Investigation of Stable Structures and Electronic States of Spinel-Structured MgCo2–zNi0.5MnAlzO4 (Z = 0, 0.3) as Cathode Materials for Magnesium Rechargeable Batteries Using First-Principles Calculations

Abstract

The stable structures of pristine spinel MgCo2–zNi0.5MnAlzO4 (z = 0, 0.3) are elucidated by first-principles calculations. Electron-density and projected density of states (PDOS) calculations are performed for the z = 0 and 0.3 compounds. The calculated stable structures corresponding to z = 0 and 0.3 are well fitted by pair distribution function (PDF) analysis with the G(r) obtained by synchrotron X-ray total scattering measurements.
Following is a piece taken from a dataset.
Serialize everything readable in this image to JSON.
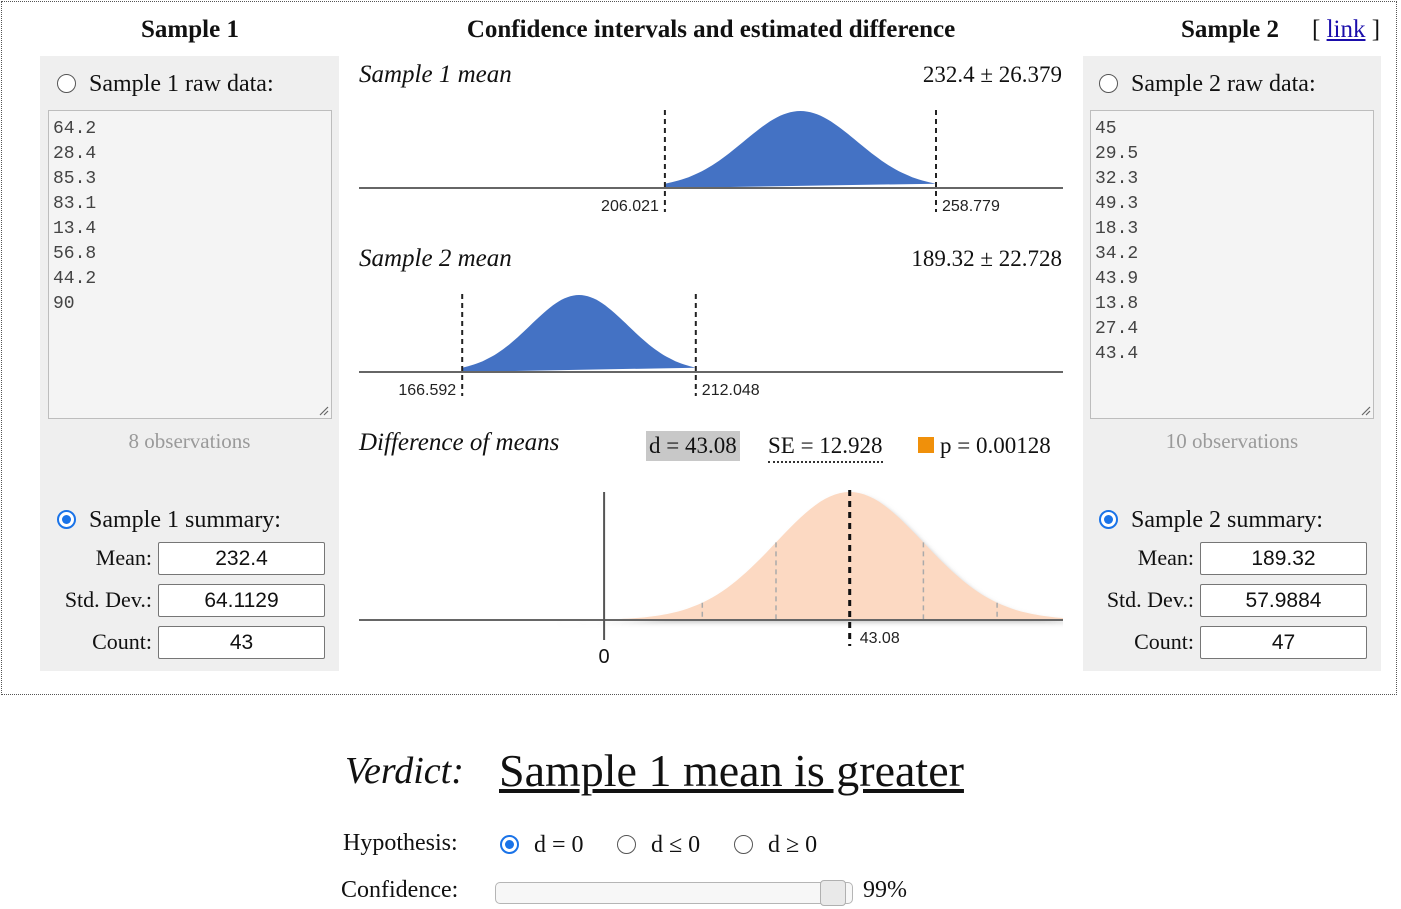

The PDF analysis reveals that the calculated stable structures of z = 0 and 0.3 agree with the experimental results. The average electron density between the metal on the 8a site and oxygen in the z = 0.3 compound is lower than that in the z = 0 compound because of the reduced cation mixing of Mg/Co in the z = 0.3 compound, indicating weaker bonding. The average electron density between the metal on the 16d site and oxygen in the z = 0.3 compound is higher than that in the z = 0 compound, indicating stronger covalent bonding. The Al–O bonding at the 16d site is more ionic than the Mg–O bonding, and the electrons of oxygen bound to Al are localized, indicating that the electrons are not shared with the surrounding atoms and that covalent bonding is weaker. From our investigation, it could be predicted that the charge and discharge capacities improved by substitution of the Al atom instead of part of the Co atom.